American professor of nursing

Vincent Salyers is an American professor of nursing. He is best known for his contributions to intersections between technology, curriculum design, clinical practice and inter-professional education.

Salyers earned his BS in psychology and his MS in nursing at San Francisco State University, and he earned his doctorate from the University of San Francisco.

Prior to joining the faculty at Gonzaga University, where he was the Dean of the School of Nursing and Human Physiology, Salyers was the inaugural dean of the Faculty of Nursing at MacEwan University. Salyers held previous positions on the faculty and administration of a number of universities in the United States and Canada including as associate dean of the Faculty of Health, Community & Education at Mount Royal University in Calgary.

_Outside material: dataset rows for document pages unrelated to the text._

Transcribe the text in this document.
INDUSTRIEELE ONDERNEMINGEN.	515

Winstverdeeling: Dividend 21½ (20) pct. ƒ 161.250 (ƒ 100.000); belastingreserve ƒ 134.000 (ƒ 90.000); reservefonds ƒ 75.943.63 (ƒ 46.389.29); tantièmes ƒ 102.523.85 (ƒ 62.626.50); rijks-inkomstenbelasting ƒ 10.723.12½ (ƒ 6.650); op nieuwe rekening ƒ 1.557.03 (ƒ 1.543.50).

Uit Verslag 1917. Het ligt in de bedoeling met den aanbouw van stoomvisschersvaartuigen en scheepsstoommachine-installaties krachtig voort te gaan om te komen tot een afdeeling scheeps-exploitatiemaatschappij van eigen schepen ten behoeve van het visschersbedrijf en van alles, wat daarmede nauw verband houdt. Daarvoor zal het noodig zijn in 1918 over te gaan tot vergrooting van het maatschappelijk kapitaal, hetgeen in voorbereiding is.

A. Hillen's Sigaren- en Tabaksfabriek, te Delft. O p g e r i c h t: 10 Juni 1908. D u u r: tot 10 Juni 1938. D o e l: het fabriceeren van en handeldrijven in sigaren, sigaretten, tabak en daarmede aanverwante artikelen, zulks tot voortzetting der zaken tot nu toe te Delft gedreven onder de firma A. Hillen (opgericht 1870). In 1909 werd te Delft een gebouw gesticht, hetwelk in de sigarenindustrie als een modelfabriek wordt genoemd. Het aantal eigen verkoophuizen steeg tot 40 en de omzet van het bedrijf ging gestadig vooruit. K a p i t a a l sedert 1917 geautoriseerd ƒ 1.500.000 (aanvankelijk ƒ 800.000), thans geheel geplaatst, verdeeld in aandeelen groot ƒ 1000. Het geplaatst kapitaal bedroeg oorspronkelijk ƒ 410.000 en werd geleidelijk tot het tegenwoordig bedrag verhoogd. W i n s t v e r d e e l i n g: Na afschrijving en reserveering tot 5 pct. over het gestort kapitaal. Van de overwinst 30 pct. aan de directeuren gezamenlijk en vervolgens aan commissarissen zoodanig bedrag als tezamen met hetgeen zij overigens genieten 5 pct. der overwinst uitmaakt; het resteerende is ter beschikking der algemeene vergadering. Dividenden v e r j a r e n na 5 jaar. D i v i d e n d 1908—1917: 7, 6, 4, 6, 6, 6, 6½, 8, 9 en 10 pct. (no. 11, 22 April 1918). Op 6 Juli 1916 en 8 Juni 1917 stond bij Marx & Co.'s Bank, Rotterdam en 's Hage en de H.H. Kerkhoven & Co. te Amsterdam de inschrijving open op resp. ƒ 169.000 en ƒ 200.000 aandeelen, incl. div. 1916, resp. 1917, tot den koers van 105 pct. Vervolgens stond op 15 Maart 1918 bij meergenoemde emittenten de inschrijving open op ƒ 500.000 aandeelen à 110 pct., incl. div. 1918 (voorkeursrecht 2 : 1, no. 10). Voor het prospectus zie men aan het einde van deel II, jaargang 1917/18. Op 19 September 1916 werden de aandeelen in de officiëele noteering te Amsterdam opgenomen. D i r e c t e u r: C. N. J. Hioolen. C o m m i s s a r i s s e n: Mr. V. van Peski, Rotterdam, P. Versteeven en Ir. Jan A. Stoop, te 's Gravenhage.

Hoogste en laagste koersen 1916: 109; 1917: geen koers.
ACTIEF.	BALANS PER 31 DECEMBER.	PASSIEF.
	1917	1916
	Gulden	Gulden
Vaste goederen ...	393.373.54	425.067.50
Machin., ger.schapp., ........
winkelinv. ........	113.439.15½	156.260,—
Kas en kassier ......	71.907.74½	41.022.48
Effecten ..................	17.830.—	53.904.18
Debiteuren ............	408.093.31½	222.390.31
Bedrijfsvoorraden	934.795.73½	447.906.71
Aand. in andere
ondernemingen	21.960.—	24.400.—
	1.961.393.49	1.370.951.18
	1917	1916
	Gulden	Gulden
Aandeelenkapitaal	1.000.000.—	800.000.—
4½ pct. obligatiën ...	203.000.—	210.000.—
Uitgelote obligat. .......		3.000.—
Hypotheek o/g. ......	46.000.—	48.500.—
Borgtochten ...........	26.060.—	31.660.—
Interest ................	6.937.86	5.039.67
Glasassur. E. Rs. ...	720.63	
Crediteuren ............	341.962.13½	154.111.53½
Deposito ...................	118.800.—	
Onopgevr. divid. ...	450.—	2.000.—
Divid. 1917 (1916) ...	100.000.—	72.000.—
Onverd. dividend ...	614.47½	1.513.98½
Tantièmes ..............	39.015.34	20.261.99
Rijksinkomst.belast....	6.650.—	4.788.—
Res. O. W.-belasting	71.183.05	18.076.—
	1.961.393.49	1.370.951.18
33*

In 2014, Salyers was inducted as a Fellow of the Academy of Nursing Education of the National League for Nursing, and in 2019, he was inducted as a Fellow of the American Academy of Nursing.

In 2023, Salyers was appointed as the Dean of Nursing for the East Hartford, CT campus of Arizona College of Nursing.

In 2025, Mercy College of Health Sciences announced the appointment of Dr. Salyers as the first dean of the newly established Joyce E. Lillis School of Nursing. With over 30 years of experience in academic and clinical settings, Salyers is recognized nationally for his contributions to nursing education, academic innovation, and global health engagement.